Charlie ‘did it,’ all right

https://www.facebook.com/photo.php?fbid=715472731818192&set=a.162532927112178.34097.105810232784448&type=1&theater

My brother-in-law posted this picture from the Texas State Cemetery.

It speaks to the courage of someone I used to know fairly well, but in a mostly professional way. The late Charles Wilson was an East Texas congressman whose district was part of the region our newspaper circulated back in the old days.

He was a tiger, a fierce defender of freedom against tyranny. He had his flaws, such as his partying ways — but he never apologized publicly for the lifestyle he led.

When he wasn’t carousing — which occupied little of his time — he served his Second Congressional District constituents honorably. He also was a friend of the Afghan freedom fighters known back in those days as the mujahedeen. They were the ferocious partisans who fought the Red Army that had invaded Afghanistan in 1979. Charlie saw it as his mission to arm the mujahedeen with modern weapons, Stinger missiles the fighters could use to shoot down Soviet helicopters.

Wilson persuaded his colleagues in the House of Representatives to pony up the money to pay for the weapons.

The weaponry worked. The Soviets were driven out of Afghanistan. Two years after their defeat, the Soviet Union vanished from the face of the planet.

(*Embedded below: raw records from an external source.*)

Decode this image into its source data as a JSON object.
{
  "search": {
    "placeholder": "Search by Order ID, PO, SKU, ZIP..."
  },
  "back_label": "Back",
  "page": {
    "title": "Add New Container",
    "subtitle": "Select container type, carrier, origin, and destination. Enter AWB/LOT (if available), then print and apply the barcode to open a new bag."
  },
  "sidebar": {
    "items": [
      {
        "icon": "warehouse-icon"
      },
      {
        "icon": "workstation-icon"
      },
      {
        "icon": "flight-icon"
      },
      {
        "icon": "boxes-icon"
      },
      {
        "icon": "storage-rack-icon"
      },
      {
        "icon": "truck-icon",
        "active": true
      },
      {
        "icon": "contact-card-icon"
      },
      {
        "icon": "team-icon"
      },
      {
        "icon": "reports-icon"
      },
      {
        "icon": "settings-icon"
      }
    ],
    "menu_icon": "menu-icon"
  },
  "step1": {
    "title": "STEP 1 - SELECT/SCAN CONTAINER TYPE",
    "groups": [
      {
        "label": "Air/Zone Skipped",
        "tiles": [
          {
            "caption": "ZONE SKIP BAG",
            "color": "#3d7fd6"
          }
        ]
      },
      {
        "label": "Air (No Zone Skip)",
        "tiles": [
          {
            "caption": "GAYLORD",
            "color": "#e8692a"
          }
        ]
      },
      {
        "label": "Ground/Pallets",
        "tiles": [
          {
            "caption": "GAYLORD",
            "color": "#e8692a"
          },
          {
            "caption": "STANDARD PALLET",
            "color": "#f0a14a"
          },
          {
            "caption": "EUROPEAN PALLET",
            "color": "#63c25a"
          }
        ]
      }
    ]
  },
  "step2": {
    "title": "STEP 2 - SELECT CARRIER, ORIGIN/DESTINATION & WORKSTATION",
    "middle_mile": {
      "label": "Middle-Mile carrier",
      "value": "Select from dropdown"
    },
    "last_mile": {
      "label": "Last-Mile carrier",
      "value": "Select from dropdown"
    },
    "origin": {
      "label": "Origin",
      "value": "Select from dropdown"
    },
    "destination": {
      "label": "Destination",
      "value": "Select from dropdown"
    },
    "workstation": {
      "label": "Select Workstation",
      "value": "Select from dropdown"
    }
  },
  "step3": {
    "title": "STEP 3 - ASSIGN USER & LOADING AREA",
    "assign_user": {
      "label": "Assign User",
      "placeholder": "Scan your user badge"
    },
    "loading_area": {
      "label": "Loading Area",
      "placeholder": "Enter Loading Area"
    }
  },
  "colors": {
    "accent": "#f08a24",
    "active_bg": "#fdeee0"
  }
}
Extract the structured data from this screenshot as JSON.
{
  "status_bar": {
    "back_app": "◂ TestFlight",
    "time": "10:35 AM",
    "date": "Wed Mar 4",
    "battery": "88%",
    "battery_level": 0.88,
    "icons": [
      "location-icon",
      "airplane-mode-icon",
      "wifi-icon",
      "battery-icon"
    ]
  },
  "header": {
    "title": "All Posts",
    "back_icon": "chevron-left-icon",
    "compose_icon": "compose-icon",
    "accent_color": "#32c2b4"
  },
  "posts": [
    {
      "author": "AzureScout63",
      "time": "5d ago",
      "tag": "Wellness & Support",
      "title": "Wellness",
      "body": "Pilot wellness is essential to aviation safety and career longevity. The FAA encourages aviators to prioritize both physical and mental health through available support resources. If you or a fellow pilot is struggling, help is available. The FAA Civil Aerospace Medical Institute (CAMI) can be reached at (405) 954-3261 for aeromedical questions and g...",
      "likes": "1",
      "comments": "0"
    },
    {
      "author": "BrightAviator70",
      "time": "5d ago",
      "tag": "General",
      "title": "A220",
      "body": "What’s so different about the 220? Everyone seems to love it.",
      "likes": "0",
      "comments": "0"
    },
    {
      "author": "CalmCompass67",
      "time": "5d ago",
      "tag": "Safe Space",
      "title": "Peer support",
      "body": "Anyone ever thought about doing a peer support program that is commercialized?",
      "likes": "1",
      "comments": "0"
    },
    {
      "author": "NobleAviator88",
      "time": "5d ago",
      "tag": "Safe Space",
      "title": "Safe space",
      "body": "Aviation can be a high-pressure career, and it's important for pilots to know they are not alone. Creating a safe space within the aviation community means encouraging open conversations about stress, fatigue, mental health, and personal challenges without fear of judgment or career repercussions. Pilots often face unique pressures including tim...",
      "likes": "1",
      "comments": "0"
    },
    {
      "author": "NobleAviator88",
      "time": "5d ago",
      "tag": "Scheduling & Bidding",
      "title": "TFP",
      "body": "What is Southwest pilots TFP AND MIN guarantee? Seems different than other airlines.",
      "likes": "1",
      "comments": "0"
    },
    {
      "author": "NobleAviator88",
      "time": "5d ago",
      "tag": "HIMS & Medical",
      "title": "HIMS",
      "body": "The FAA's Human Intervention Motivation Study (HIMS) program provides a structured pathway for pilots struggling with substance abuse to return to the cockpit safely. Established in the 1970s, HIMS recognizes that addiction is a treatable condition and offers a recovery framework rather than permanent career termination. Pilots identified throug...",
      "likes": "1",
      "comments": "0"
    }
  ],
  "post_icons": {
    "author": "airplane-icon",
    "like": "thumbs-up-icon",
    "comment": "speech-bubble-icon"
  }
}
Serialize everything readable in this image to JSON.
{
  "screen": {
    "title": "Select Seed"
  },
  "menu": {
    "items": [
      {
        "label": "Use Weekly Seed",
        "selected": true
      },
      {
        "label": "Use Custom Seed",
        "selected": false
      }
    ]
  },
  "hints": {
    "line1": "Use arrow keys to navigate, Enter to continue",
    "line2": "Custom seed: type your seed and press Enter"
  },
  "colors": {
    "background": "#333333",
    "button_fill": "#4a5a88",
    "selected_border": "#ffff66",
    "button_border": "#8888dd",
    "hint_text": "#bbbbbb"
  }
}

Charlie Wilson was one of those Texas Democrats who managed to work across the aisle with his Republican colleagues. In this polarized era today, it’s not likely Wilson could get nominated by his own party any more than a moderate Republican can get elected from within his or her own party.

But guys like Charlie knew how to legislate. They knew how government worked.

Charlie Wilson died in 2010. The more I see the dysfunction that passes for government today in Washington, the more I miss him.